The READII program works directly with eight inner-city neighborhood health clinics, hospital based clinics, and group practices, effectively targeting the vast majority of the Monroe County’s African American seniors. Outreach workers collaborate with health center staff to identify seniors who are behind on their annual immunizations and actively and repeatedly reach out to these individuals until they come in to the doctor’s office for their shots.

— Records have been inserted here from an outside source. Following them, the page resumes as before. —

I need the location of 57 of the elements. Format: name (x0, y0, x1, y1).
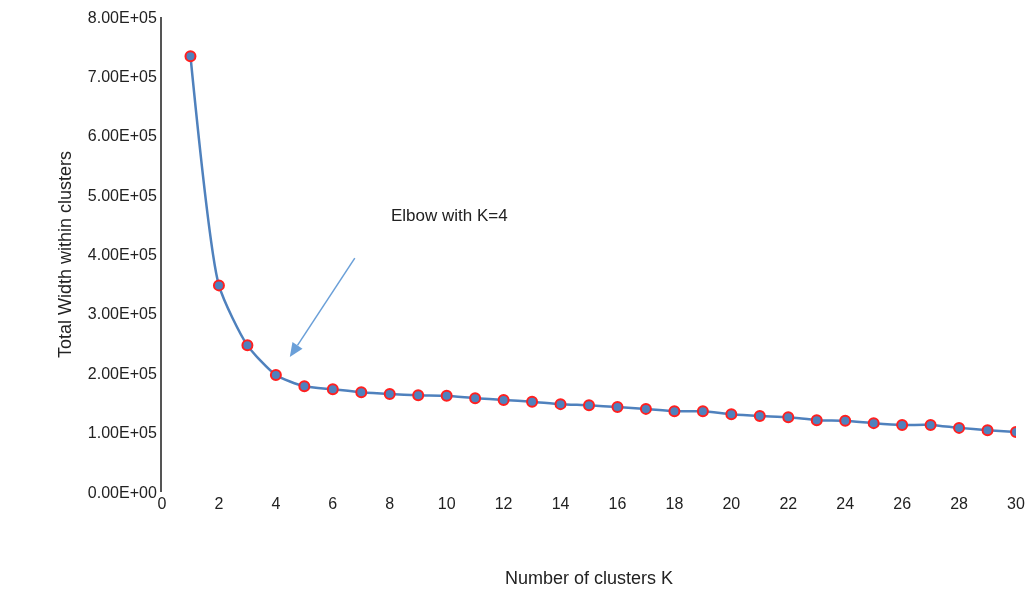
point (639, 402, 652, 415)
point (839, 414, 852, 427)
point (554, 398, 567, 411)
point (469, 392, 482, 405)
y-tick-label: 6.00E+05 (87, 127, 157, 145)
point (269, 369, 282, 382)
point (526, 395, 539, 408)
x-tick-label: 20 (722, 495, 741, 512)
x-tick-label: 16 (608, 495, 627, 512)
x-tick-label: 4 (271, 495, 281, 512)
point (383, 388, 396, 401)
point (867, 417, 880, 430)
x-tick-label: 8 (385, 495, 395, 512)
point (611, 401, 624, 414)
point (184, 50, 197, 63)
point (782, 411, 795, 424)
y-tick-label: 7.00E+05 (87, 67, 157, 85)
x-tick-label: 24 (836, 495, 855, 512)
point (696, 405, 709, 418)
point (668, 405, 681, 418)
x-tick-label: 0 (157, 495, 167, 512)
x-tick-label: 30 (1007, 495, 1025, 512)
point (241, 339, 254, 352)
x-tick-label: 12 (494, 495, 513, 512)
point (497, 393, 510, 406)
point (326, 383, 339, 396)
x-tick-label: 14 (551, 495, 570, 512)
x-tick-label: 10 (437, 495, 456, 512)
point (924, 418, 937, 431)
y-tick-label: 4.00E+05 (87, 246, 157, 264)
point (953, 421, 966, 434)
point (981, 424, 994, 437)
y-tick-label: 8.00E+05 (87, 8, 157, 26)
y-tick-label: 5.00E+05 (87, 186, 157, 204)
x-tick-label: 6 (328, 495, 338, 512)
point (298, 380, 311, 393)
y-tick-label: 2.00E+05 (87, 364, 157, 382)
x-tick-label: 22 (779, 495, 798, 512)
point (725, 408, 738, 421)
point (583, 399, 595, 412)
x-tick-label: 28 (950, 495, 969, 512)
x-tick-label: 2 (214, 495, 224, 512)
x-axis-title: Number of clusters K (504, 568, 674, 589)
point (896, 418, 909, 431)
point (440, 389, 453, 402)
y-axis-title: Total Width within clusters (54, 150, 75, 359)
y-tick-label: 0.00E+00 (87, 483, 157, 501)
x-tick-label: 18 (665, 495, 684, 512)
annotation: Elbow with K=4 (391, 206, 508, 225)
point (212, 279, 225, 292)
y-tick-label: 3.00E+05 (87, 305, 157, 323)
point (355, 386, 368, 399)
point (412, 389, 425, 402)
point (753, 410, 766, 422)
y-tick-label: 1.00E+05 (87, 424, 157, 442)
x-tick-label: 26 (893, 495, 912, 512)
point (810, 414, 823, 427)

This process – called tracking, recall, and outreach – is modeled after a successful program used in Monroe County to eliminate childhood vaccine disparities in the 1990s.
READII has also partnered with many community organizations, including Action for a Better Community (ABC), Lifespan, SouthWest Area Neighborhood Association, and the Urban League, to raise community awareness about vaccinations and reach out directly to African American and Hispanic seniors. This community campaign has resulted in increased vaccination rates across the community, not just in patients served by doctor’s offices participating in the program.
“The key to the success of the outreach effort is that we didn’t reinvent the wheel; we used existing lines of communication,” said Freddie Caldwell, deputy director of community services for ABC. “Whether it was in front of a church group or helping people weatherize their homes, we used every opportunity to let people know that it was time for them to get their shots.”
The program’s coordinated approach has had a significant impact. A survey conducted by the county in 2000 revealed that influenza and pneumococcal vaccination rates for African American seniors were approximately 40 percent. Five years later, African American vaccination rates were 70 percent and higher – comparable to those of white seniors – and are now among the highest in the nation.
Not only has the program essentially eliminated disparities, it is cost effective as well. A preliminary economic analysis of the Rochester READII initiative conducted by the CDC indicates that the program decreases health care spending by immunizing more seniors and preventing costly hospitalizations.
“It is clear that the READII program is not only very effective, it is saving money,” said Bennett. “The challenge now for our community is to find ways to continue to support this successful effort and cement these gains so that we do not return to that time – not so long ago – when African American seniors were only half as likely to receive this critical preventive care.”